A Maçonaria é muito mais que um grupo de pessoas que se reúne para um objetivo social − que também se insere entre as suas atividades −; ela é, antes, uma comunidade de pensamento, cuja finalidade é formar mentalidades dignas e capazes de conduzir os assuntos da sociedade em que estão inseridas com a eficiência e o zelo que os valores por ela consagrada exigem.

Daí a insistência de que os seus membros nela entrem “limpos e puros” e nela se tornem “justos e perfeitos”, pois é desse exercício de virtude que se moldam os líderes necessários para a condução desse processo. Esta não é, como se vê, uma tarefa fácil de ser planeada, executada e mantida como processo de educação, e como em todos os sistemas do gênero, “muitos são os chamados, e poucos são os escolhidos”; pois como dizia Jesus, é mais fácil para uma criança do que para um adulto entender certas verdades, pois está ainda não tem a chamada “sabedoria” que julga [3].

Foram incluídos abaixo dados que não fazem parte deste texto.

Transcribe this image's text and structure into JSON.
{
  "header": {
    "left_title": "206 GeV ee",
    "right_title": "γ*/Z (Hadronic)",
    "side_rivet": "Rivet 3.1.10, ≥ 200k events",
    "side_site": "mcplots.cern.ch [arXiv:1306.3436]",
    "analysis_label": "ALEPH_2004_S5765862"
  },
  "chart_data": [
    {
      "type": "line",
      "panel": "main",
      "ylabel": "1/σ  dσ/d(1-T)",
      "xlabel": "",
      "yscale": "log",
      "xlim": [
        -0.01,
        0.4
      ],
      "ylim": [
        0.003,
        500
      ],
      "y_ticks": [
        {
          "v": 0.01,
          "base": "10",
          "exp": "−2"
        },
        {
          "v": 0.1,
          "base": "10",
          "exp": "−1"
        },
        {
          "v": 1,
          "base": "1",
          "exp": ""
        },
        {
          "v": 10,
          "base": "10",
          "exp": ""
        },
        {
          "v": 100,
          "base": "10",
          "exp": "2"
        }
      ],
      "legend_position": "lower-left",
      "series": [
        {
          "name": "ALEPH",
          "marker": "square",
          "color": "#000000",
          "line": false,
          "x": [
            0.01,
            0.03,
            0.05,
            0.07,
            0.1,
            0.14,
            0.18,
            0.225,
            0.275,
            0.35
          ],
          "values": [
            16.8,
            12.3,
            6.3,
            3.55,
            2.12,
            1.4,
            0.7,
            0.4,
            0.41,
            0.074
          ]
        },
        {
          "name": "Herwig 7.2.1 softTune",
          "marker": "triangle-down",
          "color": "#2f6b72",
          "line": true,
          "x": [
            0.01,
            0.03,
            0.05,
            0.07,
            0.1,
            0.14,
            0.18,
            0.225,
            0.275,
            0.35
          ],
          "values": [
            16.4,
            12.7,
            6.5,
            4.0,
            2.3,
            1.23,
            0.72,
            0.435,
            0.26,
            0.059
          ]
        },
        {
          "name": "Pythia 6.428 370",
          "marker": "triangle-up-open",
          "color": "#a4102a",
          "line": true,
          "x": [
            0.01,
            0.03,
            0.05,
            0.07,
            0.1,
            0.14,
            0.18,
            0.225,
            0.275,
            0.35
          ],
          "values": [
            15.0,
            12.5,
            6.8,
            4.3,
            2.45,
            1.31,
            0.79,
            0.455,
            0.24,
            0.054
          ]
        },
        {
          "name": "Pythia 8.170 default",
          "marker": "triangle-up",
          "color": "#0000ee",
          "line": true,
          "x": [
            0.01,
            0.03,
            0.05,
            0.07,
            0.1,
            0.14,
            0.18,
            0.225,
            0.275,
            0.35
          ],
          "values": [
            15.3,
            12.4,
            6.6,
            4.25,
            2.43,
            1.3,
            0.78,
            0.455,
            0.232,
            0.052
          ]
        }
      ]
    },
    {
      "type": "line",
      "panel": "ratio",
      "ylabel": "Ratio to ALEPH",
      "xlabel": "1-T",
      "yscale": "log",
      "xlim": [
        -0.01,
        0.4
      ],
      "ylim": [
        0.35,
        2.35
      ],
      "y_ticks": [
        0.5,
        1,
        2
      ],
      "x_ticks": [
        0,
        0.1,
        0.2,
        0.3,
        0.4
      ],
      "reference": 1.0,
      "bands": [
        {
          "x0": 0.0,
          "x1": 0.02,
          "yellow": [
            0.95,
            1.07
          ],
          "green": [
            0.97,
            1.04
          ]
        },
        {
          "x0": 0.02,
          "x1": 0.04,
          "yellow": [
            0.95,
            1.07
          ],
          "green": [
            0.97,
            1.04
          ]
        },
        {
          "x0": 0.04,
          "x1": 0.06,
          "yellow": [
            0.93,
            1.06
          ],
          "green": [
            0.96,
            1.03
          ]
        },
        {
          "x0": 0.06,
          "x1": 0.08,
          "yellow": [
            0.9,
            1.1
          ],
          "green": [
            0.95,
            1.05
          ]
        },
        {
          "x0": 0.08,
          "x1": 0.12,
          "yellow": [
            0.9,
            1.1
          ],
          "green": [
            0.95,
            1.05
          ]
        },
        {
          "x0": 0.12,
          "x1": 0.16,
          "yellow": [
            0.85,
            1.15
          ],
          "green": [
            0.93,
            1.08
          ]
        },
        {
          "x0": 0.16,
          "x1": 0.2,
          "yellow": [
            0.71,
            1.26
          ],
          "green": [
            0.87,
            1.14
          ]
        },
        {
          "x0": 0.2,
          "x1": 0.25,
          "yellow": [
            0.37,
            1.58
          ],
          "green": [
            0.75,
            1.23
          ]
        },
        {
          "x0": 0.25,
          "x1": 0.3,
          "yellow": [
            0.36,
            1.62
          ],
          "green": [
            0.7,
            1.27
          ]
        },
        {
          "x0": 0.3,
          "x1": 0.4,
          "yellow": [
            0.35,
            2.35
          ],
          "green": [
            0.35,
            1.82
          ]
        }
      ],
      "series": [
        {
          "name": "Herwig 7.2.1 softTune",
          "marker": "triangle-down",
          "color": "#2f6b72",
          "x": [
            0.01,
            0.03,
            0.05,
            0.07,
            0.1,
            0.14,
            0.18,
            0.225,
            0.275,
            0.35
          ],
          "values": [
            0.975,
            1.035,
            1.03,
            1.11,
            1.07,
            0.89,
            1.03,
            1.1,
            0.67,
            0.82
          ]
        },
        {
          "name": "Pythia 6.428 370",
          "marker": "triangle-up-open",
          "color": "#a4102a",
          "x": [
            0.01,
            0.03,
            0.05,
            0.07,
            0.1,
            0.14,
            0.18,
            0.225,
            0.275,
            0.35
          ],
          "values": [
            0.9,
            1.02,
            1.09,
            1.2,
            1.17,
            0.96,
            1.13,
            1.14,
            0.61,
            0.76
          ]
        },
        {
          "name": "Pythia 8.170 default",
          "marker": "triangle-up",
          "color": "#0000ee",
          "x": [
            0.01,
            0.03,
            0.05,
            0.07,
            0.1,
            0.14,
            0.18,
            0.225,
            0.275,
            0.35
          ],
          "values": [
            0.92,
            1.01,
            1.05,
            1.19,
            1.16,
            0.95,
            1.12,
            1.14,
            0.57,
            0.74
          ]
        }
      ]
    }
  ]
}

Por isso, a nossa sabedoria em nada lucrará se ao frequentarmos uma Loja, os nossos pensamentos se mantiverem no território da racionalidade útil e proveitosa, que só valora aquilo que, em princípio, nos pode acrescentar bons dividendos materiais.

Não usaremos os conhecimentos maçônicos para construir uma ponte, um edifício, lucrar na bolsa de valores ou de mercadorias, arrumar um bom emprego, conseguir um empréstimo no banco, etc. (embora todas essas coisas estejam implicitamente relacionadas como objetos dessas relações), pois esse não é o objetivo. Mas ao adquiri-lo, um dia perceberemos que este conhecimento e estas possibilidades sempre estiveram ali, à nossa disposição [4].

João Anatalino Rodrigues

Notas

[1] Veja-se a introdução à nossa obra “Conhecendo a Arte Real”, já citada, onde esse tema é desenvolvido com maior profundidade.

[2] Por isso é a Maçonaria tem sido, amiúde, comparado à prática da alquimia. A alquimia, também chamada de Arte do Amor, tinha como objetivo, mais que a descoberta da pedra filosofal, a transmutação do espírito do operador.

[3] Um famoso ensinamento zen diz que um discípulo procurou o mestre para aprender com ele os fundamentos da doutrina. O mestre pediu que o aluno falasse um pouco de si mesmo e do que já havia aprendido. Enquanto ele falava o mestre enchia a sua xícara com chá. Ao ver que a xícara transbordava e o chá se derramava pelo chão o discípulo exclamou: − Mestre, o senhor não viu que a xícara já está cheia? –Exatamente − respondeu ele. – Como espera aprender o zen se você já está cheio com a sua própria sabedoria?

[4] Aqui está implícito o preceito ensinado por Jesus: “buscai primeiro o Reino de Deus e a sua justiça e todas essas coisas vos serão dadas por acréscimo.”